Court Opinion

ID: 3668998
Source: CourtListenerOpinion
Date Created: 2016-07-06 06:18:04.225271+00
Date Added: 2024-06-11T13:59:30.012522
License: Public Domain

From Craven.
There are two questions to be decided in this case: first, whether chattels can be sold so as to vest in the buyer, without delivery; and, secondly, whether a sale is good of a thing not in esse at the time when the contract is entered into.
The right of a thing may be completely transferred by the agreement of the owner made upon a proper consideration, as is manifest from various cases stated in the books. From the time the sale is completed the seller is indebted to the buyer for a thing in kind, and is bound to deliver the specific thing sold; but delivery, though necessary to the enjoyment, (390) is not essential to the completion of the right. If a horse be sold and die in the stable of the vendor between the sale and the delivery, the vendor may have an action for the price, the horse being the property of the buyer from the time of the sale. So, if the horse live, and the seller refuse to deliver him, the buyer tendering the price may take the horse or bring an action for him. Noy's Maxims, ch. 42. In 1 Strange, 167, it is stated, "that property may by our law be changed without delivery, as a horse sold in a stable; though it is otherwise in the civil law."

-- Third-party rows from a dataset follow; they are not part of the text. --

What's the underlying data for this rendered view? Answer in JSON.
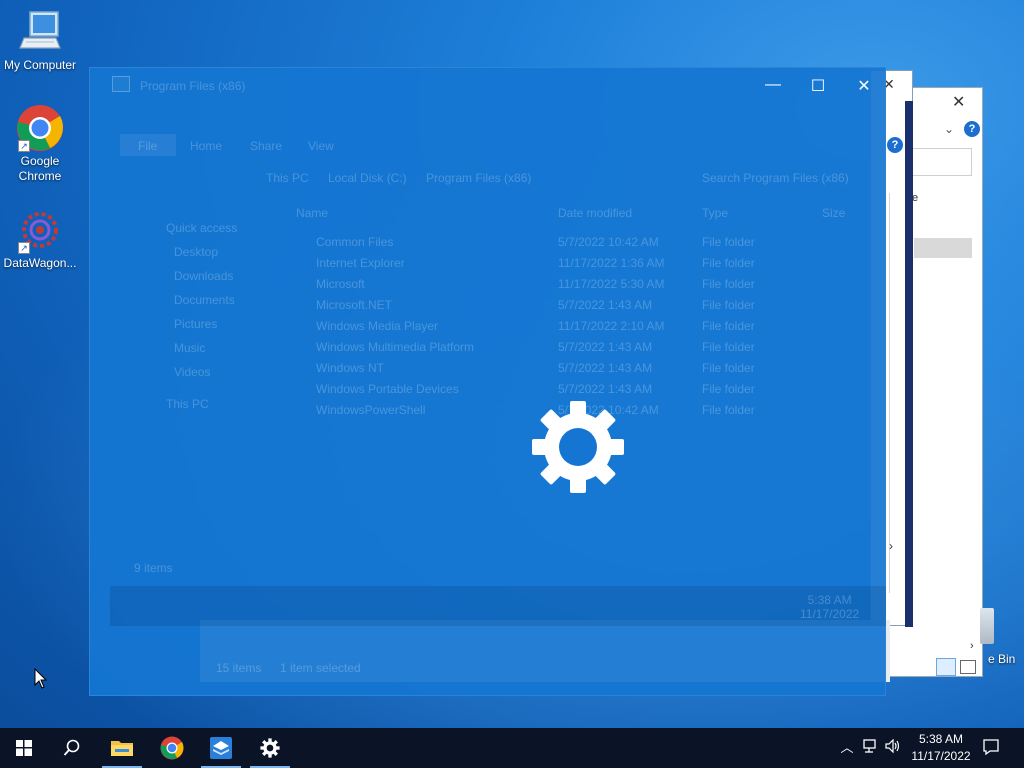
{
  "desktop": {
    "icons": [
      {
        "label": "My Computer",
        "icon": "computer-icon"
      },
      {
        "label": "Google Chrome",
        "icon": "chrome-icon"
      },
      {
        "label": "DataWagon...",
        "icon": "datawagon-icon"
      }
    ],
    "recycle_bin_label_fragment": "e Bin"
  },
  "overlay": {
    "ghost_title": "Program Files (x86)",
    "ghost_ribbon_tabs": [
      "File",
      "Home",
      "Share",
      "View"
    ],
    "ghost_breadcrumb": [
      "This PC",
      "Local Disk (C:)",
      "Program Files (x86)"
    ],
    "ghost_search_placeholder": "Search Program Files (x86)",
    "ghost_columns": [
      "Name",
      "Date modified",
      "Type",
      "Size"
    ],
    "ghost_nav": [
      "Quick access",
      "Desktop",
      "Downloads",
      "Documents",
      "Pictures",
      "Music",
      "Videos",
      "This PC"
    ],
    "ghost_files": [
      {
        "name": "Common Files",
        "date": "5/7/2022 10:42 AM",
        "type": "File folder"
      },
      {
        "name": "Internet Explorer",
        "date": "11/17/2022 1:36 AM",
        "type": "File folder"
      },
      {
        "name": "Microsoft",
        "date": "11/17/2022 5:30 AM",
        "type": "File folder"
      },
      {
        "name": "Microsoft.NET",
        "date": "5/7/2022 1:43 AM",
        "type": "File folder"
      },
      {
        "name": "Windows Media Player",
        "date": "11/17/2022 2:10 AM",
        "type": "File folder"
      },
      {
        "name": "Windows Multimedia Platform",
        "date": "5/7/2022 1:43 AM",
        "type": "File folder"
      },
      {
        "name": "Windows NT",
        "date": "5/7/2022 1:43 AM",
        "type": "File folder"
      },
      {
        "name": "Windows Portable Devices",
        "date": "5/7/2022 1:43 AM",
        "type": "File folder"
      },
      {
        "name": "WindowsPowerShell",
        "date": "5/7/2022 10:42 AM",
        "type": "File folder"
      }
    ],
    "ghost_status": "9 items",
    "ghost_status_back": [
      "15 items",
      "1 item selected"
    ],
    "ghost_clock": [
      "5:38 AM",
      "11/17/2022"
    ]
  },
  "taskbar": {
    "buttons": [
      {
        "name": "start-button",
        "icon": "windows-logo-icon"
      },
      {
        "name": "search-button",
        "icon": "search-icon"
      },
      {
        "name": "taskbar-file-explorer",
        "icon": "folder-icon"
      },
      {
        "name": "taskbar-chrome",
        "icon": "chrome-icon"
      },
      {
        "name": "taskbar-datawagon",
        "icon": "datawagon-icon"
      },
      {
        "name": "taskbar-settings",
        "icon": "gear-icon"
      }
    ],
    "clock_time": "5:38 AM",
    "clock_date": "11/17/2022"
  },
  "colors": {
    "accent": "#1476d2",
    "taskbar": "#0a1426",
    "chrome_red": "#db4437",
    "chrome_green": "#0f9d58",
    "chrome_yellow": "#f4b400",
    "chrome_blue": "#4285f4"
  }
}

The learning relative to the second question is briefly noticed 3 Reeves' Hist. English Law, 372. According to that writer, the law allowed, in the time of Edward IV., contracts to include things not in esse; and he cites from the Year-Book a case where a man was permitted to make a contract for the sale of all profits or tithes to come off his land the next three or four years. In the further progress of the principle, a distinction was established between contracts executed and executory; and it was laid down as clear law that a man could not, by an executed *Page 261 
contract, grant anything of which he was not at the time of the contract actual or potential owner; and every such contract, without such an interest, was held absolutely void. Plow., 432. Thus, if a man should grant all the wood that he should buy thereafter, the grant was void, because he could not make another possessor of a thing of which he was not himself proprietor, either actually or potentially. Hob., 132. For the same reason it is a good plea for a lessee, "that the lessor had nothing in the lands at the time of the lease." Co. Lit., 41, b. Many other cases are brought together to illustrate the distinction, by Powell in his Treatise on Contracts, who (after stating the case of a writ of annuity granted by a prebend after collation, admission and institution, but before induction, which grant is held to be void, though confirmed by the ordinary) proceeds thus in summing up the doctrine: "But we must distinguish the last-mentioned case from those cases in              (391) which, although it be uncertain whether the thing granted will ever exist, and it consequently cannot be actually in the grantor or certain, yet it is in him potentially, as being a thing accessory to something which he actually has in him; for such potential property may be the subject of a contract executed, as a grant, or the like. Thus a person may grant all the tithes that he shall have in such a year, yet perhaps he shall have none; for the right to the advowson is in him, and out of that advowson they arise. So a tenant for life may sell the profits of his lands for three or four years to come, and yet the profits are not then in esse. Upon the same principle, the lord of a manor may part with the profits of his court for a time to come." It is also laid down in Hobart, 132, that the grant of all the tithe wool of such a year is good in its creation, though it may happen that there be no tithe wool in that year. But the grant of the wool which shall grow upon such sheep as the grantor shall afterwards purchase is void.
The principles here laid down and the cases cited in support of them appear fully to warrant the judgment of the court in favor of the plaintiff, who, owning the mare at the time of the contract, had a potential interest in the colts which she might afterwards produce, and might therefore sell them by an executed contract.